Draba sharsmithii
- Conservation status: Critically Imperiled (NatureServe)

Scientific classification
- Kingdom: Plantae
- Clade: Tracheophytes
- Clade: Angiosperms
- Clade: Eudicots
- Clade: Rosids
- Order: Brassicales
- Family: Brassicaceae
- Genus: Draba
- Species: D. sharsmithii
- Binomial name: Draba sharsmithii Rollins & R.A.Price

= Draba sharsmithii =

- Genus: Draba
- Species: sharsmithii
- Authority: Rollins & R.A.Price
- Conservation status: G1

Species of flowering plant

Draba sharsmithii is an uncommon species of flowering plant in the family Brassicaceae known by the common names Mt.
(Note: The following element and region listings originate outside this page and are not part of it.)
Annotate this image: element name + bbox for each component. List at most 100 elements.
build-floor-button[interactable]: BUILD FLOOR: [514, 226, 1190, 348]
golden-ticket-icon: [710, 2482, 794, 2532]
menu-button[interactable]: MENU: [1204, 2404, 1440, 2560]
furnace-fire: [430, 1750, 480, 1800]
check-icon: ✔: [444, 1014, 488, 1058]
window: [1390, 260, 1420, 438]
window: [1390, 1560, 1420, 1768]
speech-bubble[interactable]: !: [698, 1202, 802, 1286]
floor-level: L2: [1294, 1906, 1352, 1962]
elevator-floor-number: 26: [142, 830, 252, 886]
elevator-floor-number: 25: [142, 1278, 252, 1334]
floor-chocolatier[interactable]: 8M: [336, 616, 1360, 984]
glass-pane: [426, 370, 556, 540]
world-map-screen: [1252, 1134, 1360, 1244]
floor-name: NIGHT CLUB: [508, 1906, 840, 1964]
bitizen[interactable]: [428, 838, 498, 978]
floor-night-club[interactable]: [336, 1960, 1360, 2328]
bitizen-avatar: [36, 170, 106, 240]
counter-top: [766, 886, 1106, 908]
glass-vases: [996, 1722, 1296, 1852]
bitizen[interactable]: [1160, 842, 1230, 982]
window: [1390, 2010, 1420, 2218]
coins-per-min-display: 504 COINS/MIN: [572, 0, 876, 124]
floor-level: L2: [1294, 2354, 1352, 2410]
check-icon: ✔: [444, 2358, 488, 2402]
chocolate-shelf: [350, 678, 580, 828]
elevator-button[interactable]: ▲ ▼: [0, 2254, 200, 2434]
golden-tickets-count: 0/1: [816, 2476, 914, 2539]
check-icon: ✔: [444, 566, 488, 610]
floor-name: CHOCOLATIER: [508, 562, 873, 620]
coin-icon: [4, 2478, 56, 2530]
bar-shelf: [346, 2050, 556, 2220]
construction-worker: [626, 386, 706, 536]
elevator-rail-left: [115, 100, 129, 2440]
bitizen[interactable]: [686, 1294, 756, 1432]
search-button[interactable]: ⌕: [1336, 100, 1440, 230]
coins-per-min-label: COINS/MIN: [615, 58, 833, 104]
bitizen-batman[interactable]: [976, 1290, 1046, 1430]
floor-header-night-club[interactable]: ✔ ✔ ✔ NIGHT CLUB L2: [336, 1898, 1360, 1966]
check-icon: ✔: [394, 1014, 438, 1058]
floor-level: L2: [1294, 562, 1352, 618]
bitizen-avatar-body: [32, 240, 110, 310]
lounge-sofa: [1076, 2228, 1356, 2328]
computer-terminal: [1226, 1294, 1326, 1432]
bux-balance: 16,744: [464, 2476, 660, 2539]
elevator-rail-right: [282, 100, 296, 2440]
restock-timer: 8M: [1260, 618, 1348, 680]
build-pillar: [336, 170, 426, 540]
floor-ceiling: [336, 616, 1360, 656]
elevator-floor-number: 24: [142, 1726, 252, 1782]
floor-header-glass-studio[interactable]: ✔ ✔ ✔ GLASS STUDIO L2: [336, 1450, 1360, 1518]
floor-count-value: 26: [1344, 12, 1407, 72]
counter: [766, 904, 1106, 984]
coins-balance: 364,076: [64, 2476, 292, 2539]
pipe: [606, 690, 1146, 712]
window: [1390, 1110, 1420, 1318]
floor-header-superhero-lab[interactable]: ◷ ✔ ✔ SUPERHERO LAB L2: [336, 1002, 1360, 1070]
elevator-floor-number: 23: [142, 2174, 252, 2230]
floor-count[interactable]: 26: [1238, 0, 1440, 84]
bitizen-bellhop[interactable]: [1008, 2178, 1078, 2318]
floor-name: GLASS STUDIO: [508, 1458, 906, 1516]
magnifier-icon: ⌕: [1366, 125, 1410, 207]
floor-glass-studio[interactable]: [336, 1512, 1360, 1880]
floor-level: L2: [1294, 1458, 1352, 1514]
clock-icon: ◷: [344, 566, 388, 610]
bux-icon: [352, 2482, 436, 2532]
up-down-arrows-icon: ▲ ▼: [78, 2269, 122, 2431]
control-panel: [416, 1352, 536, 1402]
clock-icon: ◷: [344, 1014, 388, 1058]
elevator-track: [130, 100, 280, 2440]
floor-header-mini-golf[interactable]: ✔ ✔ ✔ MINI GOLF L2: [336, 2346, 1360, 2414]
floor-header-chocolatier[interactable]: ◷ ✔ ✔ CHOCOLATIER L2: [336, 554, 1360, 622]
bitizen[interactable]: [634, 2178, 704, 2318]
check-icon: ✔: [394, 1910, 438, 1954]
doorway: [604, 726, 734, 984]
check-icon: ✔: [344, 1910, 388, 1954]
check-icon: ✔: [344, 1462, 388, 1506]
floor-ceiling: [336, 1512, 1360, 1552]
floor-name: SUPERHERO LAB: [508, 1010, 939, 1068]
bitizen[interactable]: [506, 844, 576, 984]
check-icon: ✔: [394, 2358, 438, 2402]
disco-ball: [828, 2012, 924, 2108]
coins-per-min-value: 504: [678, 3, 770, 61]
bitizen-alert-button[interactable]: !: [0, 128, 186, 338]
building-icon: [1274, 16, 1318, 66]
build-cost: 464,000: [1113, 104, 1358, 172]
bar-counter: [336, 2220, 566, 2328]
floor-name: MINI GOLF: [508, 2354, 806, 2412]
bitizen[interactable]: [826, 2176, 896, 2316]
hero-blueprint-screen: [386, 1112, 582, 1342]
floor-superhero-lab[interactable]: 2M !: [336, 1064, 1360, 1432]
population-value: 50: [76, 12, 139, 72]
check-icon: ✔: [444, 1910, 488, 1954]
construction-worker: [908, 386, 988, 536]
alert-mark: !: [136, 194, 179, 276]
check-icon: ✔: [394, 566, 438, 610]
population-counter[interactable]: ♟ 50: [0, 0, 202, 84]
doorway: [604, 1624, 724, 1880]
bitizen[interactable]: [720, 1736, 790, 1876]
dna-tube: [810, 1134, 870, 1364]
Whitney draba and Sharsmith's draba.

==Description==
Draba sharsmithii is a small perennial herb forming dense mats or cushions of hairy, oval-shaped leaves each no more than a centimeter long. The erect inflorescence bears several yellow flowers. The fruit is a twisted, lance-shaped silique up to 2 centimeters long containing several unwinged seeds.

==Distribution==
Draba sharsmithii is endemic to the southern Sierra Nevada of California, where it is known from fewer than ten occurrences in rocky alpine and subalpine habitat.